The drug is indicated for the treatment of cataplexy in narcolepsy and for treatment of EDS in narcolepsy in adults.
Regeneron and Sanofi’s Libtayo (Cemiplimab) Approved
Regeneron and Sanofi had a target action date of the FDA of October 28 for cemiplimab in advanced cutaneous squamous cell carcinoma (CSCC), the deadliest nonmelanoma skin cancer. The drug is a human monoclonal antibody that targets PD-1. The drug is also being reviewed by the European Medicines Agency (EMA), which expects to have a decision in the first half of 2019. However, the FDA approved the drug on September 28 under the brand name Libtayo.
“Today’s FDA decision is great news for patients with advanced CSCC, who previously had no approved treatment options,” stated Michael R. Migden, lead investigator in the pivotal CSCC clinical program and professor in the Departments of Dermatology and Head and Neck Surgery at The University of Texas MD Anderson Cancer Center, “Libtayo is an important new immunotherapy option for U.S, physicians to help address a significant unmet need in this patient group.”
TherapeuticsMD’s Menopausal Drug Up for Approval
Boca Raton, Fla,-based TherapeuticsMD has a target action date of October 28 for its TX-001HR. TX-001HR is a bio-identical hormone therapy combination of estradiol and progesterone combined in an oral softgel to treat moderate-to-severe vasomotor symptoms due to menopause.
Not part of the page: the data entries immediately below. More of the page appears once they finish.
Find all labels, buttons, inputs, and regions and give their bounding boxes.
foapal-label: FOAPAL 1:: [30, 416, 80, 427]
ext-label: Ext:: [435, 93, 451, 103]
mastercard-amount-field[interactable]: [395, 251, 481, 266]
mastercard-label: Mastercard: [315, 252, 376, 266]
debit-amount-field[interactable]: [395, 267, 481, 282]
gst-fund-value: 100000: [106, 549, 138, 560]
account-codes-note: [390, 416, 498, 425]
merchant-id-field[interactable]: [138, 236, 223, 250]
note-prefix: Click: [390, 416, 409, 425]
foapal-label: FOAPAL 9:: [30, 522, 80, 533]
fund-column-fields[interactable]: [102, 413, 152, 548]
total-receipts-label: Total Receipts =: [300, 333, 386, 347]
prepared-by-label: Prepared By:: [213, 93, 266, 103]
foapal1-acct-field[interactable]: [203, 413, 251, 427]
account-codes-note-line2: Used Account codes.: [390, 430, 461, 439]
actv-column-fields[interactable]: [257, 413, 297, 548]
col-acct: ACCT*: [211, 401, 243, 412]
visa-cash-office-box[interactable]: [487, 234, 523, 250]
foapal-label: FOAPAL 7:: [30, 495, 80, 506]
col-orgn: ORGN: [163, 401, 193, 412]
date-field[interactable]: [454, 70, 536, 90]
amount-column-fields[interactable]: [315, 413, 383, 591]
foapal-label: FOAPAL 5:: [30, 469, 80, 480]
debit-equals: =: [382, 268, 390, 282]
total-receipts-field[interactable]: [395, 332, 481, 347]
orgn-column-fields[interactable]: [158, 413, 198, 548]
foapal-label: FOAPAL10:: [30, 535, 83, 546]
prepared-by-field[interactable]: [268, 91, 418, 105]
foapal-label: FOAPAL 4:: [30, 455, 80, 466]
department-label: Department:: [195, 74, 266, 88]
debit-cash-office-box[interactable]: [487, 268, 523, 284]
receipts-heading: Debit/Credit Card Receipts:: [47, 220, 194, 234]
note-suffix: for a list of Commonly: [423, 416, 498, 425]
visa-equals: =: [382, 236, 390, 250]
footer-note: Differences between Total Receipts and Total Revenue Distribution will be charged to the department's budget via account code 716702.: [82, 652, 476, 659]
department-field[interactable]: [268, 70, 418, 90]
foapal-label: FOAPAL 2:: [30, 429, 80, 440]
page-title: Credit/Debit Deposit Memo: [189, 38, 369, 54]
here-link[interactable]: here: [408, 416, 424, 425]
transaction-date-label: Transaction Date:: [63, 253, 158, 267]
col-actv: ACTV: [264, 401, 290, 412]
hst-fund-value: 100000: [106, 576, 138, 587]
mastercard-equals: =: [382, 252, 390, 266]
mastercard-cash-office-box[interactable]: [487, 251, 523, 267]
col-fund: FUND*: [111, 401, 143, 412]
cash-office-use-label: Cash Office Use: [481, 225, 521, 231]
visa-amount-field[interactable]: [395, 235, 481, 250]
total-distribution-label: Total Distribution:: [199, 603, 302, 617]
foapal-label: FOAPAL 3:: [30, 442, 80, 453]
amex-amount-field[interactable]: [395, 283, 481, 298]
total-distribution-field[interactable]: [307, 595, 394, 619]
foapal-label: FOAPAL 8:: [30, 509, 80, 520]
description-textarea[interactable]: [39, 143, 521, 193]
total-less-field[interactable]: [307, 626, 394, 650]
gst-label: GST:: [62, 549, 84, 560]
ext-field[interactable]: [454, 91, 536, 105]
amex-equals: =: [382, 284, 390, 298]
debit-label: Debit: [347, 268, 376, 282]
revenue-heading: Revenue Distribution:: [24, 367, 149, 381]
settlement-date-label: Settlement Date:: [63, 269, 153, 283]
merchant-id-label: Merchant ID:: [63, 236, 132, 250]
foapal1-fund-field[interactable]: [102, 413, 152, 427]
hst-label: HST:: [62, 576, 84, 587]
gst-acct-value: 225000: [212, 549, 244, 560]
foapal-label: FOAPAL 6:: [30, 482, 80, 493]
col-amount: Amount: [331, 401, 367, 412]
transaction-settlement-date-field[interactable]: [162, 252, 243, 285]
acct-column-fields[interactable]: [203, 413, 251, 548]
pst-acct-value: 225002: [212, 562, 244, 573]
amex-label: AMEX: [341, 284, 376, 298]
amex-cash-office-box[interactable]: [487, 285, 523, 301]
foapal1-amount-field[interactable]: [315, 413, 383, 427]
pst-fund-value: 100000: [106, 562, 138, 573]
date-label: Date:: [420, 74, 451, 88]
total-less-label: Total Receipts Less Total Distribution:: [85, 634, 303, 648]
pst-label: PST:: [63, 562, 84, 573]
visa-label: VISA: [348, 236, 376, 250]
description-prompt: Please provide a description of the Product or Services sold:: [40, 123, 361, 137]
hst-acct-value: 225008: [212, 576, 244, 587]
The “vasomotor symptoms” the therapy is supposed to treat is hot flashes.
“The acceptance of the NDA for TX-001HR is another important milestone for TherapeuticsMD and reaffirms the strength and commitment of our organization,” stated Robert G. Finizio, company chief executive officer, in a March statement. “If approved, TX-001HR has the potential to be the first and only combination of bio-identical estradiol and bio-identical progesterone in a single, oral softgel to meet the needs of patients, physicians, and pharmacies as an FDA-approved, third-party reimbursed treatment option for women suffering from moderate-to-severe vasomotor symptoms due to menopause.”
On September 27, the company indicated it had entered into discussions with the FDA over the proposed label for the drug.